Among Covey’s other bestsellers are First Things First, Principle-Centered Leadership, The 7 Habits of Highly Effective Families, and The 8th Habit. His most recent books include The 3rd Alternative, The Leader in Me, and Everyday Greatness.
Another professional/personal crossover author, Dale Carnegie, was actually the spearhead of a different kind of self-help philosophy –- one that Covey found troubling.

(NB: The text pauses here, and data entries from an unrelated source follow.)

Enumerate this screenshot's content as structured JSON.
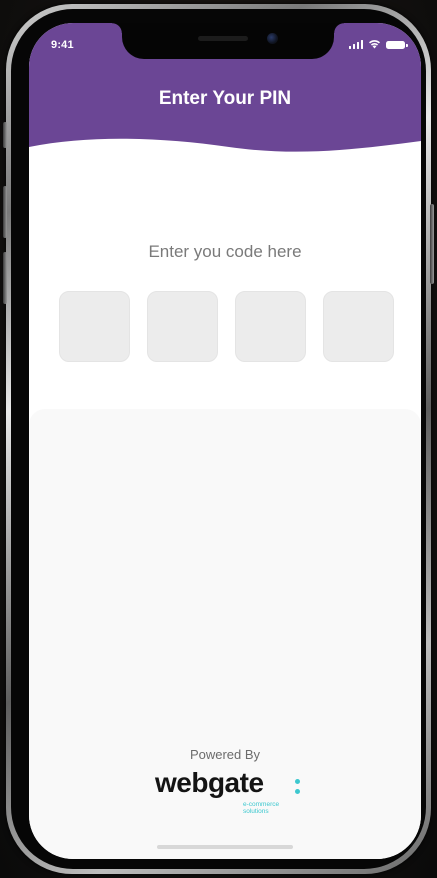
{
  "status_bar": {
    "time": "9:41",
    "icons": [
      "cellular-signal-icon",
      "wifi-icon",
      "battery-icon"
    ]
  },
  "header": {
    "title": "Enter Your PIN",
    "color": "#6b4695"
  },
  "pin_entry": {
    "prompt": "Enter you code here",
    "digits": [
      "",
      "",
      "",
      ""
    ]
  },
  "footer": {
    "powered_by": "Powered By",
    "logo_text": "webgate",
    "logo_tagline": "e-commerce solutions",
    "logo_accent": "#3dc8cf"
  }
}
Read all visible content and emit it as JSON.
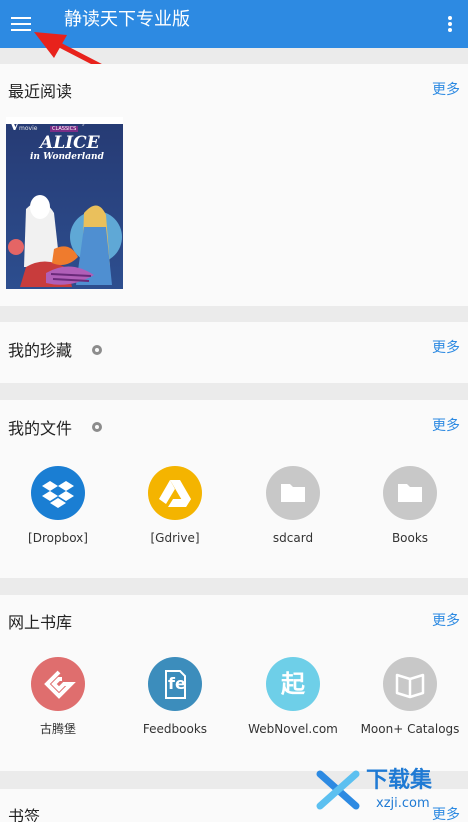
{
  "app_bar": {
    "title": "静读天下专业版",
    "menu_icon": "hamburger-menu-icon",
    "overflow_icon": "more-vert-icon",
    "color": "#2d8ae2"
  },
  "recent": {
    "title": "最近阅读",
    "more": "更多",
    "book": {
      "brand": "Walt Disney",
      "series": "CLASSICS",
      "title": "ALICE",
      "subtitle": "in Wonderland",
      "corner": "V",
      "corner_small": "movie"
    }
  },
  "favorites": {
    "title": "我的珍藏",
    "more": "更多",
    "icon": "gear-icon"
  },
  "files": {
    "title": "我的文件",
    "more": "更多",
    "icon": "gear-icon",
    "items": [
      {
        "label": "[Dropbox]",
        "icon": "dropbox-icon",
        "color": "#1a7ed3"
      },
      {
        "label": "[Gdrive]",
        "icon": "google-drive-icon",
        "color": "#f4b400"
      },
      {
        "label": "sdcard",
        "icon": "folder-icon",
        "color": "#c8c8c8"
      },
      {
        "label": "Books",
        "icon": "folder-icon",
        "color": "#c8c8c8"
      }
    ]
  },
  "online": {
    "title": "网上书库",
    "more": "更多",
    "items": [
      {
        "label": "古腾堡",
        "icon": "gutenberg-icon",
        "color": "#df6e6e"
      },
      {
        "label": "Feedbooks",
        "icon": "feedbooks-icon",
        "color": "#3c8dbc",
        "glyph": "fe"
      },
      {
        "label": "WebNovel.com",
        "icon": "webnovel-icon",
        "color": "#6ecfe8",
        "glyph": "起"
      },
      {
        "label": "Moon+ Catalogs",
        "icon": "open-book-icon",
        "color": "#c8c8c8"
      }
    ]
  },
  "bookmarks": {
    "title": "书签",
    "more": "更多"
  },
  "watermark": {
    "text": "下载集",
    "site": "xzji.com"
  }
}
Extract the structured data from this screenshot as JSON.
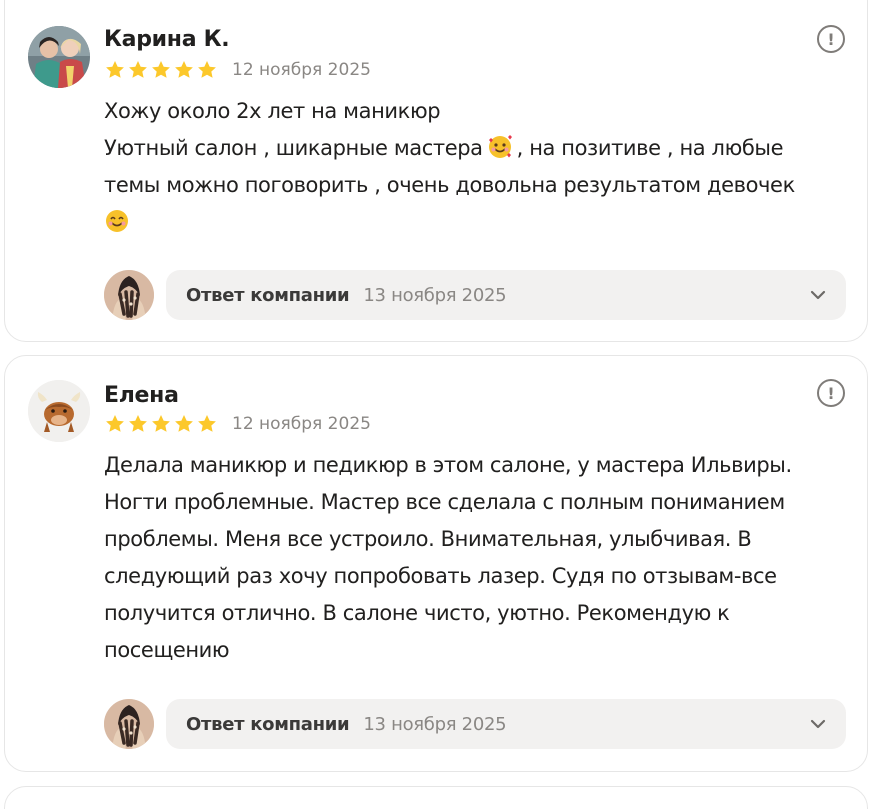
{
  "reviews": [
    {
      "author": "Карина К.",
      "rating": 5,
      "date": "12 ноября 2025",
      "text_lines": [
        "Хожу около 2х лет на маникюр",
        "Уютный салон , шикарные мастера",
        ", на позитиве , на любые",
        "темы можно поговорить , очень довольна результатом девочек"
      ],
      "emojis": [
        "smiling-face-with-hearts",
        "smiling-face-with-smiling-eyes"
      ],
      "company_reply": {
        "label": "Ответ компании",
        "date": "13 ноября 2025"
      }
    },
    {
      "author": "Елена",
      "rating": 5,
      "date": "12 ноября 2025",
      "text_lines": [
        "Делала маникюр и педикюр в этом салоне, у мастера Ильвиры.",
        "Ногти проблемные. Мастер все сделала с полным пониманием",
        "проблемы. Меня все устроило. Внимательная, улыбчивая. В",
        "следующий раз хочу попробовать лазер. Судя по отзывам-все",
        "получится отлично. В салоне чисто, уютно. Рекомендую к",
        "посещению"
      ],
      "company_reply": {
        "label": "Ответ компании",
        "date": "13 ноября 2025"
      }
    }
  ],
  "colors": {
    "star": "#fcc82b",
    "text": "#21201f",
    "muted": "#8a8784",
    "reply_bg": "#f2f1f0",
    "card_border": "#e6e6e6"
  },
  "icons": {
    "report": "exclamation-circle-icon",
    "expand": "chevron-down-icon",
    "star": "star-icon"
  }
}
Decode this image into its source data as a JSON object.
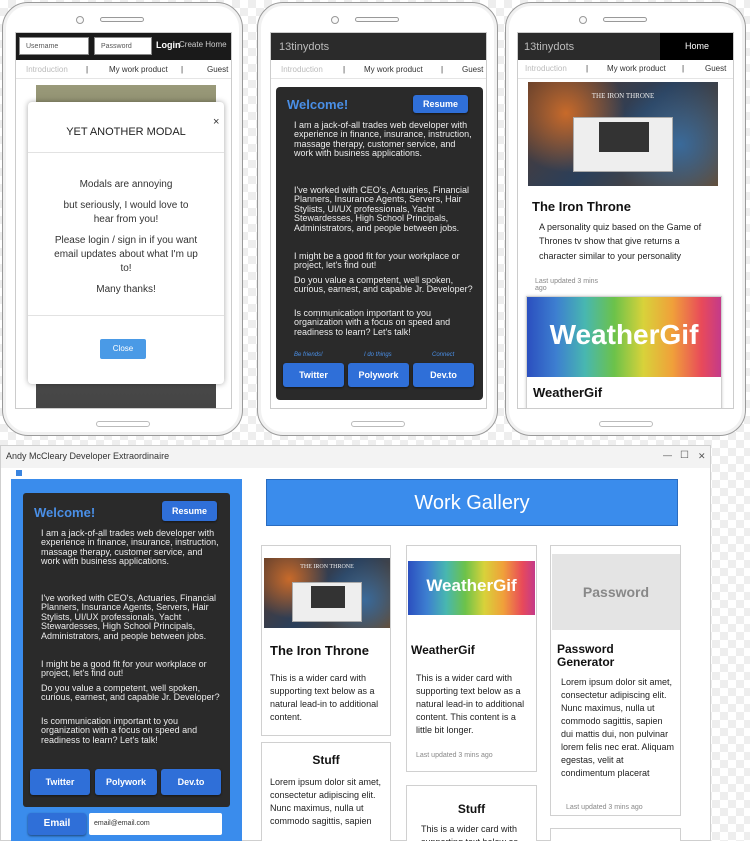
{
  "phone1": {
    "username_placeholder": "Username",
    "password_placeholder": "Password",
    "login": "Login",
    "create_home": "Create Home",
    "nav": [
      "Introduction",
      "My work product",
      "Guest"
    ],
    "modal": {
      "title": "YET ANOTHER MODAL",
      "close_x": "×",
      "lines": [
        "Modals are annoying",
        "but seriously, I would love to hear from you!",
        "Please login / sign in if you want email updates about what I'm up to!",
        "Many thanks!"
      ],
      "close_button": "Close"
    }
  },
  "phone2": {
    "brand": "13tinydots",
    "nav": [
      "Introduction",
      "My work product",
      "Guest"
    ]
  },
  "intro": {
    "welcome": "Welcome!",
    "resume": "Resume",
    "paragraphs": [
      "I am a jack-of-all trades web developer with experience in finance, insurance, instruction, massage therapy, customer service, and work with business applications.",
      "I've worked with CEO's, Actuaries, Financial Planners, Insurance Agents, Servers, Hair Stylists, UI/UX professionals, Yacht Stewardesses, High School Principals, Administrators, and people between jobs.",
      "I might be a good fit for your workplace or project, let's find out!",
      "Do you value a competent, well spoken, curious, earnest, and capable Jr. Developer?",
      "Is communication important to you organization with a focus on speed and readiness to learn? Let's talk!"
    ],
    "labels": [
      "Be friends!",
      "I do things",
      "Connect"
    ],
    "buttons": [
      "Twitter",
      "Polywork",
      "Dev.to"
    ]
  },
  "phone3": {
    "brand": "13tinydots",
    "home": "Home",
    "nav": [
      "Introduction",
      "My work product",
      "Guest"
    ],
    "card1": {
      "title": "The Iron Throne",
      "text": "A personality quiz based on the Game of Thrones tv show that give returns a character similar to your personality",
      "updated": "Last updated 3 mins ago"
    },
    "card2": {
      "image_text": "WeatherGif",
      "title": "WeatherGif"
    }
  },
  "thumb": {
    "iron_throne": "THE IRON THRONE"
  },
  "desktop": {
    "window_title": "Andy McCleary Developer Extraordinaire",
    "controls": [
      "—",
      "☐",
      "✕"
    ],
    "email_button": "Email",
    "email_placeholder": "email@email.com",
    "gallery_title": "Work Gallery",
    "cards": [
      {
        "title": "The Iron Throne",
        "text": "This is a wider card with supporting text below as a natural lead-in to additional content."
      },
      {
        "image_text": "WeatherGif",
        "title": "WeatherGif",
        "text": "This is a wider card with supporting text below as a natural lead-in to additional content. This content is a little bit longer.",
        "updated": "Last updated 3 mins ago"
      },
      {
        "image_text": "Password",
        "title": "Password Generator",
        "text": "Lorem ipsum dolor sit amet, consectetur adipiscing elit. Nunc maximus, nulla ut commodo sagittis, sapien dui mattis dui, non pulvinar lorem felis nec erat. Aliquam egestas, velit at condimentum placerat",
        "updated": "Last updated 3 mins ago"
      },
      {
        "title": "Stuff",
        "text": "Lorem ipsum dolor sit amet, consectetur adipiscing elit. Nunc maximus, nulla ut commodo sagittis, sapien"
      },
      {
        "title": "Stuff",
        "text": "This is a wider card with supporting text below as"
      }
    ]
  }
}
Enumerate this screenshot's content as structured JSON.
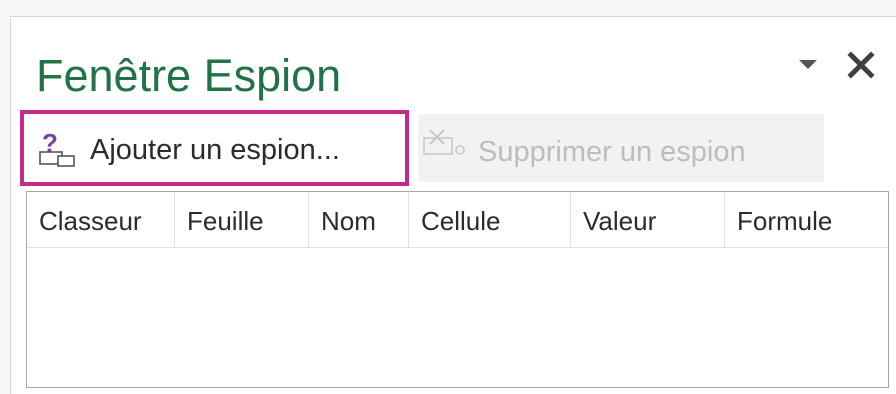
{
  "pane": {
    "title": "Fenêtre Espion"
  },
  "toolbar": {
    "add_label": "Ajouter un espion...",
    "remove_label": "Supprimer un espion",
    "add_icon": "add-watch-icon",
    "remove_icon": "delete-watch-icon"
  },
  "window_controls": {
    "options_icon": "chevron-down-icon",
    "close_icon": "close-icon"
  },
  "grid": {
    "columns": [
      "Classeur",
      "Feuille",
      "Nom",
      "Cellule",
      "Valeur",
      "Formule"
    ],
    "rows": []
  },
  "colors": {
    "title": "#217346",
    "highlight_border": "#c52a8b",
    "icon_question": "#7b3f9e",
    "disabled_text": "#bdbdbd"
  }
}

“Working on his doctoral thesis at Brigham Young University, where he was also a professor, he reviewed nearly two centuries of American ‘success literature…,’ a genre that traces its roots back to Ben Franklin’s Autobiography,” recounts Mark Kellner in The Washington Times. “Where Franklin noted a list of positive virtues he wanted to cultivate, Dale Carnegie, in the 1930s, shifted to developing the kind of pleasing personality guaranteed to Win Friends and Influence People.”
“He noticed that the literature of the 20th century was dominated by gimmicks or ‘social Band-Aids’ to improve the personality,” observes USA Today’s Hillkirk. “In contrast, the literature of the first 150 years -- in the writings of Abraham Lincoln and Benjamin Franklin, for example -- was based on character and principles such as integrity, courage and patience.”
Covey leaves a legacy of integrity, humor and fond remembrances, which is fitting. “In the last analysis,” he once wrote, “what we are communicates far more eloquently than anything we say or do.”